Setelah berjalan sekitar 30 menit dengan menyusuri bukit yang berliku-liku pendaki akan sampai di pos Bayangan I. Di tempat ini pendaki dapat berteduh dari sengatan matahari maupun air hujan. Dengan melintasi jalur yang masih serupa yakni menyusuri jalan berdebu yang diselingi dengan pohon-pohon pinus, sekitar 30 menit akan sampai di Pos Bayangan II. Di pos ini juga terdapat banguanan beratap untuk beristirahat.

Dari Pos I hingga pos Pemancar jalur mulai terbuka, di kiri kanan jalur banyak ditumbuhi alang-alang. Sementara itu beberapa pohon pinus masih tumbuh dalam jarak yang berjauhan.

Pos Pemancar atau sering juga di sebut gunung Watu Tulis berada di ketinggian 2.896 mdpl. Di puncaknya terdapat stasiun pemancar relay. Di Pos ini banyak terdapat batu-batu besar sehingga dapat digunakan untuk berlindung dari angin kencang. Namun angin kencang kadang datang dari bawah membawa debu-debu yang beterbangan. Pendakian di siang hari akan terasa sangat panas. Dari lokasi ini pemandangan ke arah bawah sangat indah, tampak di kejauhan Gn.Sumbing dan Gn.Sundoro, tampak Gn.Ungaran di belakang Gn. Telomoyo.

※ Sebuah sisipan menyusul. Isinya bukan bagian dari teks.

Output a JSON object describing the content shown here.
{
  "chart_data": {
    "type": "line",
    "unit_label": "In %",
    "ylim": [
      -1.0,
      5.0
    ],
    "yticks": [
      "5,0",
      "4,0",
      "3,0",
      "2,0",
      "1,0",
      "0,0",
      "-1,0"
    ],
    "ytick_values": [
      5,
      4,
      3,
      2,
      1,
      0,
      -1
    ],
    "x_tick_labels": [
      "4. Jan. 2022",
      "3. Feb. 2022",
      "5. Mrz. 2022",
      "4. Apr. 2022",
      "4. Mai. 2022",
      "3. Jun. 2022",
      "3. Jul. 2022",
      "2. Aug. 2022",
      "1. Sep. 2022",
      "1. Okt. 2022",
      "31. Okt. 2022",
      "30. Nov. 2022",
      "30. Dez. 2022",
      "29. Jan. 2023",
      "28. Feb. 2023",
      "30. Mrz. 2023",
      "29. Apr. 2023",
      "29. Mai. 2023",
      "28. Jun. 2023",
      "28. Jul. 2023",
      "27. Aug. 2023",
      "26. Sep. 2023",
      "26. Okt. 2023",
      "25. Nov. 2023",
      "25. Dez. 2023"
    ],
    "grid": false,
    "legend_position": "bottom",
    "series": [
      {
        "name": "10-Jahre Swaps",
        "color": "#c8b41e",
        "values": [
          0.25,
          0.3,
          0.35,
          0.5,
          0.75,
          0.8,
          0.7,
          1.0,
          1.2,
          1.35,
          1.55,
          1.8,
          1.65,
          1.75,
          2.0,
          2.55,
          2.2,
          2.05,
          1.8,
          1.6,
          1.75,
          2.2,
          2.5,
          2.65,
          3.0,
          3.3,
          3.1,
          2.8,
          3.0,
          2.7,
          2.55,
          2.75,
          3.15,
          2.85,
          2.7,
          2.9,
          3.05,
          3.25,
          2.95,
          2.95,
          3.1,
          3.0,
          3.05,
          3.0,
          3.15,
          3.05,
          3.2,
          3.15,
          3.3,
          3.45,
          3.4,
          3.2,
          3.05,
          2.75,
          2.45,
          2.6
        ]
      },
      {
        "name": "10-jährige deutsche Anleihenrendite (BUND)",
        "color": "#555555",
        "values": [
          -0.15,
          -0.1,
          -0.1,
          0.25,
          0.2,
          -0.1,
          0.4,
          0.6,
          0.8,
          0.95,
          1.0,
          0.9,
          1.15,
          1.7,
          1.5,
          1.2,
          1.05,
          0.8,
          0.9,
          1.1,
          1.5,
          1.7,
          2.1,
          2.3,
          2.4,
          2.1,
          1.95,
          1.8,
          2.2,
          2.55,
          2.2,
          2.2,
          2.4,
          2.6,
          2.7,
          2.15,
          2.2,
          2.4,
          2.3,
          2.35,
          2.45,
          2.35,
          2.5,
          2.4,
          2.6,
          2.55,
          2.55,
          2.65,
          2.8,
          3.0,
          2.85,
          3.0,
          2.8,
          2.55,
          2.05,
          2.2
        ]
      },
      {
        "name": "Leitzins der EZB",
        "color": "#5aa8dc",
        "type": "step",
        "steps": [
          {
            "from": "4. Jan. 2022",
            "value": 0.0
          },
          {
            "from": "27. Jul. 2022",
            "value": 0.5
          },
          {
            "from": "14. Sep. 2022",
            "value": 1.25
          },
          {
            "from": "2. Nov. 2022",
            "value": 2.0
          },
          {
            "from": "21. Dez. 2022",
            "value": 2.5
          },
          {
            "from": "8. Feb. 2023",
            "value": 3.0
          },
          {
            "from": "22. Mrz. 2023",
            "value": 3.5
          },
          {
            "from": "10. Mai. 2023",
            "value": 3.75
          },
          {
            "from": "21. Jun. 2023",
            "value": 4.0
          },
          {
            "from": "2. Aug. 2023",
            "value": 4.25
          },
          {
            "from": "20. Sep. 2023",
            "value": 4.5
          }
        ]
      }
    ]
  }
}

Jalur selanjutnya berupa turunan menuju Pos Helipad, suasana dan pemandangan di sekitar Pos Helipad ini sungguh sangat luar biasa. Di sebelah kanan terbentang Gn. Kukusan yang di puncaknya berwarna putih seperti muntahan belerang yang telah mengering. Di depan mata terbentang kawah yang berwarna keputihan. Di sebelah kanan di dekat kawah terdapat sebuah mata air, pendaki harus dapat membedakan antara air minum dan air belerang.

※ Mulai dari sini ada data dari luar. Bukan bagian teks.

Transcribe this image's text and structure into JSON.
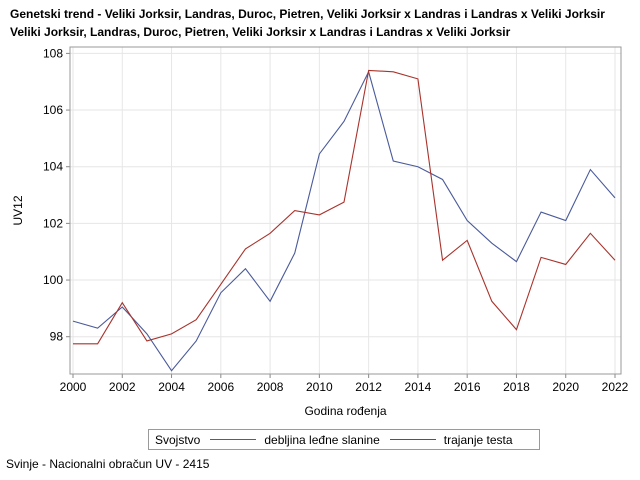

Perjalanan dilanjutkan dengan melewati tanjakan yang sangat terjal serta jurang di sisi kiri dan kanannya. Tanjakan ini dinamakan Jembatan Setan. Kemudian kita akan sampai di persimpangan, ke kiri menuju Puncak Syarif (Gunung Pregodalem) dan ke kanan menuju puncak Kenteng Songo ( Gunung Kenteng Songo) yang memanjang.

Dari puncak Kenteng songo kita dapat memandang Gn.Merapi dengan puncaknya yang mengepulkan asap setiap saat, nampak dekat sekali. Ke arah barat tampak Gn.Sumbing dan Sundoro yang kelihatan sangat jelas dan indah, seolah-olah menantang untuk di daki. Lebih dekat lagi tampak Gn.Telomoyo dan Gn.Ungaran. Dari kejauhan ke arah timur tampak Gn.Lawu dengan puncaknya yang memanjang.

Gunung Lawu

GUNUNG LAWU
Gunung Lawu (3.265 m) terletak di Pulau Jawa, Indonesia, tepatnya di perbatasan Provinsi Jawa Tengah dan Jawa Timur. Status gunung ini adalah gunung api "istirahat" dan telah lama tidak aktif, terlihat dari rapatnya vegetasi serta puncaknya yang tererosi. Di lerengnya terdapat kepundan kecil yang masih mengeluarkan uap air (fumarol) dan belerang (solfatara). Gunung Lawu mempunyai kawasan hutan Dipterokarp Bukit, hutan Dipterokarp Atas, hutan Montane, dan hutan Ericaceous.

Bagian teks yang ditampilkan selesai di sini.